Через минуту лицо его как будто окаменело и выражало полнейшее бесстрастие. Он даже помог двум женщинам вынести бесчувственную Дуню из комнаты государыни, на половину внучат ее величества. И на вопрос Маврина, мимо которого проносили девушку: «Что с ней?» – ответил совершенно спокойно:
– Не знаю!
Наступил вечер, а Иван Балакирев все стоял у окна, как встал, придя с половины внучат ее величества. Лицо его обращено было к оконному стеклу, но видел ли что в нем Балакирев и замечал ли, что свет заменился мраком, – трудно сказать. Мимо него прошли все из комнат государыни. Затих всякий звук после удаления ко сну ее величества, а Иван Балакирев продолжал стоять в одном положении.
Судьба послала ему испытание так неожиданно, в то время, когда обстоятельства (как мы увидим из дальнейшего хода событий) могли потребовать от него усиленной энергии и предприимчивости.
Наутро, после того как неожиданно был нанесен удар горячей страсти Ивана Алексеевича, у герцога Голштинского долго засиделись люди двух партий. Они все рассуждали: как бы устроить дело в совете к общей пользе, невзирая на личные стремления.
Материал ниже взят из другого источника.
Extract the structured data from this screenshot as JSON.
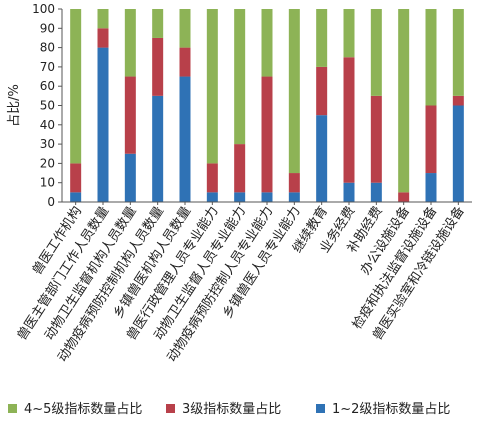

Толстой настаивал на том, чтобы ввести в совет графа Матвеева. Бассевич возразил ему, что всякое новое лицо, при самом образовании совета, может только усилить еще более рознь, тогда как нужно на первое время всем соединиться для правильной постановки вопроса о правах Голштинии.
– На этом вопросе могут, согласитесь, показать себя весьма сочувственными к личным интересам ее величества самодержицы вашей… особенно если и вторую цесаревну отдадут за герцога Карла Голштинского… Поддержка прав Голштинии могущественным вооружением заставит теперь и не совсем расположенные дворы не заводить спора о передаче Курляндии герцогу Карлу с рукою младшей цесаревны…
– Да кто вам сказал, что это последнее желательно нам вообще, а ей в особенности? – спросил далеко не дружелюбным тоном старец дипломат.
– В этом мы готовим, как мы полагали, угодное именно вам… Ведь известно, что вы совсем не равнодушно смотрите на намерение князя Меншикова. Стало быть, не захотите, чтобы он стал герцогом Курляндским?
– Так что ж из этого? Я находил и нахожу, что Меншикову Курляндию не дадут и не следует давать… но… с какой стати мы будем требовать это герцогство для герцога Карла? Желал бы я знать и то, как возьмут Курляндию у Анны Ивановны и без войны заставят Польшу уступить ее нам! Для того только, чтобы мы передали голштинскому герцогу?
– С рукою цесаревны! Не без приданого же императрица думает отдать дочь.
– Да нужда-то крайняя, что ль, отдать дочь таким образом? И отчего вам кажется, что цесаревне Елизавете Петровне будет по душе этот жених?! Желательно бы нам знать, и… из-за чего тут хлопотать или войну начинать? Как явятся англичане с датчанами в Финском заливе, так забудем мы обо всем другом, кроме того, чтобы дать отпор здесь. И то слава богу, коли удастся! Разве вы думаете, при нашем положении теперь легко воевать?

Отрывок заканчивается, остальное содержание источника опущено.